Consequently, FiberNet has notified the NASDAQ Stock Market of
Zayo's completion of its acquisition of FiberNet, and requested
that FiberNet's shares of common stock be voluntarily delisted, and
trading be halted on its shares of common stock. NASDAQ has
informed FiberNet that with effect from the close of business on
September 9, 2009, FiberNet's common stock will be suspended from
listing on the NASDAQ Stock Market and that the Form 25 in respect
of FiberNet, providing notification of removal from listing and
registration under Section 12(b) of the Securities Exchange Act of
1934 (the "Exchange Act"), will be filed immediately thereafter. In
addition, FiberNet expects to file Form 15 today with the
Securities and Exchange Commission, pursuant to which its reporting
duties under Section 15(d) of the Exchange Act will be suspended.

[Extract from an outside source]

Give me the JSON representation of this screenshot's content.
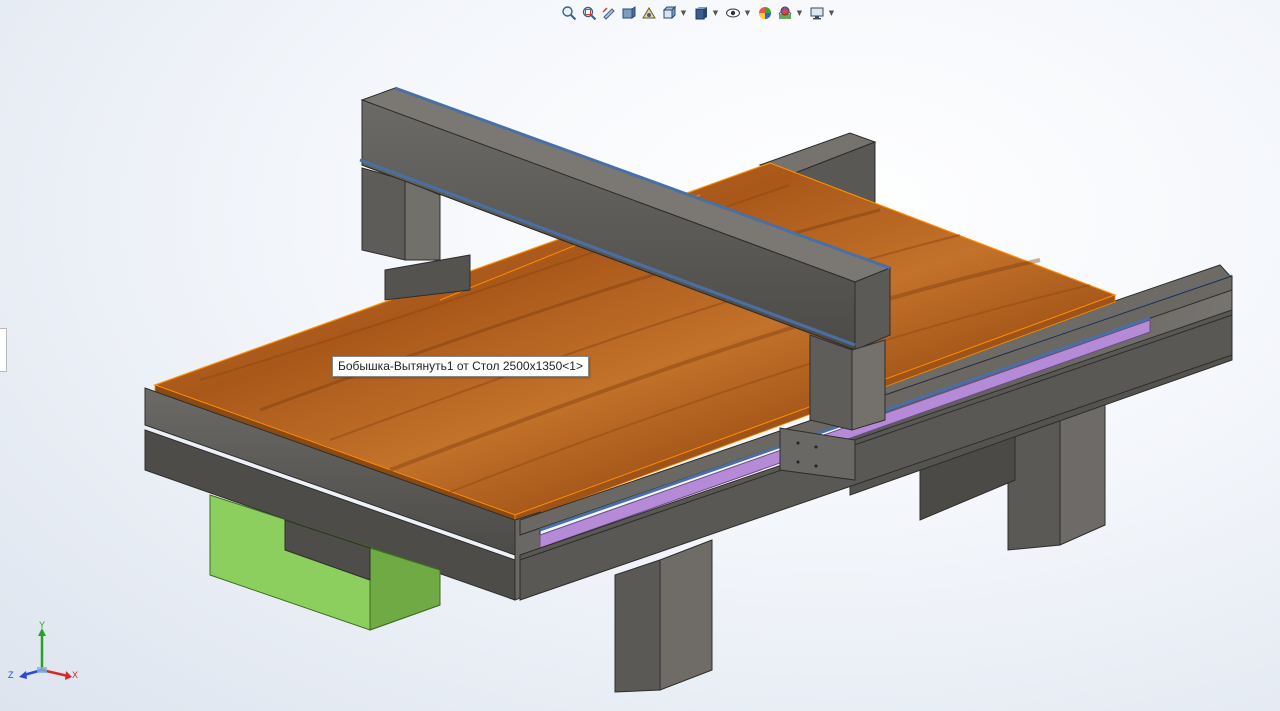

About FiberNet Celebrating its 10th anniversary, FiberNet owns and
operates integrated colocation facilities and diverse transport
routes in the gateway markets of New York/New Jersey, Los Angeles,
Chicago and Miami, designed to provide comprehensive broadband
interconnectivity enabling the exchange of traffic over multiple
networks. FiberNet's customized connectivity infrastructure
provides an advanced, high bandwidth, fiber-optic solution to
support the demand for network capacity and to facilitate the
interconnection of multiple carriers' and customers' networks. For
additional information about FiberNet, visit FiberNet's website at
http://www.ftgx.com/. About Zayo Group Based in Louisville, Colo.,
Zayo Group (http://www.zayo.com/) is a regional provider of telecom
services - including bandwidth, voice and managed services - to
carrier, enterprise, SME and government customers. Zayo Group
currently provides its service over a fiber network that spans 129
markets in 23 states. Zayo Group consists of three complementary
business units: Zayo Bandwidth, Zayo Managed Services and Onvoy
Voice Services. Cautionary Statement Regarding Forward-Looking
Statements Certain statements contained in this press release about
our expectation of future events or results constitute
forward-looking statements for purposes of the safe harbor
provisions of The Private Securities Litigation Reform Act of 1995.
You can identify forward-looking statements by terminology such as,
"may," "should," "expects," "plans," "anticipates," "believes,"
"estimates," "predicts," "potential," "continue," or the negative
of these terms or other comparable terminology. These statements
are not historical facts, but instead represent only our beliefs
regarding future events, many of which, by their nature, are
inherently uncertain and outside of our control. It is possible
that our actual results and financial condition may differ,
possibly materially, from our anticipated results and financial
condition indicated in these forward-looking statements. In
addition, certain factors could affect the outcome of the matters
described in this press release. These factors include, but are not
limited to, (1) the occurrence of any event, change or other
circumstances that could give rise to the termination of the Merger
Agreement, (2) the outcome of any legal proceedings that may be
instituted against us or others following the announcement of the
Merger Agreement, (3) the inability to complete the Merger due to
the failure to satisfy other conditions, (4) risks that the
proposed transaction disrupts current plans and operations, and (5)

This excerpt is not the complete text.